How to Stand out from the Competition
While employers will almost always provide the necessary training and certification required by OSHA to operate a forklift, some local union branches offer non-mandatory training in areas such as heavy equipment management. Sometimes these trainings are formal apprenticeships, which pay wages while providing hands-on job training. Programs such as these can develop and demonstrate your skills to future employers and give you an edge as a candidate.
There are also numerous schools and programs that offer forklift certification either online or in person. This may save your potential employer the time it takes to certify you and indicates that you already have expertise in safety management and operation procedures; having your certification may increase your appeal as a candidate.

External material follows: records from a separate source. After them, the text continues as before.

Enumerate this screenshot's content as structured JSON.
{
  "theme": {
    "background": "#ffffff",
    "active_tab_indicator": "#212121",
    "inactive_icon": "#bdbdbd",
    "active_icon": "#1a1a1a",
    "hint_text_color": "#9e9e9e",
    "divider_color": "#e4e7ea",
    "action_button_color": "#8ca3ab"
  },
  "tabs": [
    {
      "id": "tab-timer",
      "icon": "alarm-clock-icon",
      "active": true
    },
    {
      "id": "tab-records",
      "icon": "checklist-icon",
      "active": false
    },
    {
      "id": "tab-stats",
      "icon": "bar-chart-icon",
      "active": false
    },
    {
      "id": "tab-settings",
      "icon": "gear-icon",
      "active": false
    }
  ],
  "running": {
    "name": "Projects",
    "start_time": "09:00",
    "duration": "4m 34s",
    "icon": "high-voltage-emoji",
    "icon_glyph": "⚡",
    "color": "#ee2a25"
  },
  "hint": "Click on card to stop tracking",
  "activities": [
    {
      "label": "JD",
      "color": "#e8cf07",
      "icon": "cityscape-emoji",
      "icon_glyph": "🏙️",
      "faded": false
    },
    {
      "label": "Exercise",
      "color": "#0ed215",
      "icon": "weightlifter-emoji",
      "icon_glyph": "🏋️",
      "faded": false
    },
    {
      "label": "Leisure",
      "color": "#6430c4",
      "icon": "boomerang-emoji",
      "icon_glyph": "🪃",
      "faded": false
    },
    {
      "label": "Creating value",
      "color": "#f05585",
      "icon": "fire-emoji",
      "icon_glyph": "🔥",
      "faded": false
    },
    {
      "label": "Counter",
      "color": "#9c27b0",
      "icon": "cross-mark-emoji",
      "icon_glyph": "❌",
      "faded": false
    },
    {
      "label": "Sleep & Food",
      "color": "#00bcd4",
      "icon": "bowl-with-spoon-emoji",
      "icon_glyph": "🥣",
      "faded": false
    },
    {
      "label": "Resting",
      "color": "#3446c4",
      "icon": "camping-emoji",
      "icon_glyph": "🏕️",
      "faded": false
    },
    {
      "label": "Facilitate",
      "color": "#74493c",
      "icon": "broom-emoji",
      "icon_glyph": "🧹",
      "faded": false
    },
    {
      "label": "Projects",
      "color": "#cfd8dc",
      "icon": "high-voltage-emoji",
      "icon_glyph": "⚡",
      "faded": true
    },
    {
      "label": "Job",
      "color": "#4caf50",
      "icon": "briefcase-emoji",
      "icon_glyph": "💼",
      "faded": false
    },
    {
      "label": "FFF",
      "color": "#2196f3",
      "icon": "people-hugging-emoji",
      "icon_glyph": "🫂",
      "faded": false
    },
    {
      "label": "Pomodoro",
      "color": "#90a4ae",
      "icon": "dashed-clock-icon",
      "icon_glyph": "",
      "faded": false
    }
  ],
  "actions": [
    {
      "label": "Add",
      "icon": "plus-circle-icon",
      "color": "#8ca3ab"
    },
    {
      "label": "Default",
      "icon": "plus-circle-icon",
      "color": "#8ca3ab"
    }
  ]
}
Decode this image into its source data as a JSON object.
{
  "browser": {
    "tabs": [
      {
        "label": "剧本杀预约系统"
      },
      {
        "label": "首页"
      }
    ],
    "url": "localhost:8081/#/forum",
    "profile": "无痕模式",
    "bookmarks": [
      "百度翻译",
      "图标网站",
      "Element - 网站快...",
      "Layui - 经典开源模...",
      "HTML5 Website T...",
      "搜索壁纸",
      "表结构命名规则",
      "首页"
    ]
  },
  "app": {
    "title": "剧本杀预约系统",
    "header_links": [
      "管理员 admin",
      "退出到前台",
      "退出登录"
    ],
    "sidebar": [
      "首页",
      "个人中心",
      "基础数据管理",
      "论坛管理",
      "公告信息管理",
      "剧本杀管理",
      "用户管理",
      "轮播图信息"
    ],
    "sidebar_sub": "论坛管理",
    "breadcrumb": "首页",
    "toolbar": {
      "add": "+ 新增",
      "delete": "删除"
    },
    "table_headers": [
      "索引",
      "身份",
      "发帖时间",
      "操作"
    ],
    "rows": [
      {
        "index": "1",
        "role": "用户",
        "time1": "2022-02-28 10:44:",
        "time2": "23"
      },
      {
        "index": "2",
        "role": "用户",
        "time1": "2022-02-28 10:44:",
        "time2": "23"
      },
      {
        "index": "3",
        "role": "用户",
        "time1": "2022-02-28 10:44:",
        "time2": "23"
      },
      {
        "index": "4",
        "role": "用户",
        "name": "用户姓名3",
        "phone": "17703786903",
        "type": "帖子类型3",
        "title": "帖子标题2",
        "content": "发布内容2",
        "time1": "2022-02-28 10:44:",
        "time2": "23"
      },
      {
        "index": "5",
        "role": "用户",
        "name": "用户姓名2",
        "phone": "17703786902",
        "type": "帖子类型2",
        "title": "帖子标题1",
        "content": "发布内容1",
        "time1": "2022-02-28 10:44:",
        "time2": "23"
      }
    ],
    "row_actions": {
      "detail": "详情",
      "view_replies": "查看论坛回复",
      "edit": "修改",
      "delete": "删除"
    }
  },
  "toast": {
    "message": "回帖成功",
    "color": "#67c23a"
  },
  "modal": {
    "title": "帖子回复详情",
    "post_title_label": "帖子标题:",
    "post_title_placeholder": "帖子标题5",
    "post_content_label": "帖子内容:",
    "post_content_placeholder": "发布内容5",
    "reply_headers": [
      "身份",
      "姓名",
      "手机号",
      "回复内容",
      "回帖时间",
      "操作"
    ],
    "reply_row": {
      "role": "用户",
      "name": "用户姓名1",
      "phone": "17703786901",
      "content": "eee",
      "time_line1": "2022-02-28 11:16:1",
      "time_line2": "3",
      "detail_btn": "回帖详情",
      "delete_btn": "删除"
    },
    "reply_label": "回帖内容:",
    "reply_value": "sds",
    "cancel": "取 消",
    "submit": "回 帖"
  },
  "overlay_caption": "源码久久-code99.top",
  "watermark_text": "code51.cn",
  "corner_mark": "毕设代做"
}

If you go this route, make sure the training you undergo is compliant with OSHA regulations for forklift certification.
Other Career Options
Refuse and Recyclables Collector
If you'd like a job that involves machinery but would prefer to not work within a single work site, you could consider becoming a refuse and recyclables collector. These workers pick up materials for recycling from residences or businesses and transport them to landfill or recycling locations. The job often involves working irregular hours, including in the very early morning. The occupation has a 20% projected job growth between 2010 and 2020, according to the BLS. In addition, refuse and recycling collection does not have the potential seasonal limitations that being an industrial truck operator does. The BLS reports that in 2011, refuse and recyclables collectors earned a median annual salary of $32,300.
If the irregular hours and heavy machinery involved in being an industrial truck operator do not appeal to you, you might want to think about working as a brickmason. Brickmasons build sidewalks, walls or residential projects with their hands using brick or stone. Their job is still physically strenuous, involving lifting heavy objects and positions such as kneeling or stretching, but they usually work 40 hours per week during regular daytime hours. There are generally no formal education requirements to be a brickmason, and training is often acquired via an apprenticeship or informally on the job. According to the BLS, bricklayers in 2011 earned a median annual salary of about $46,800.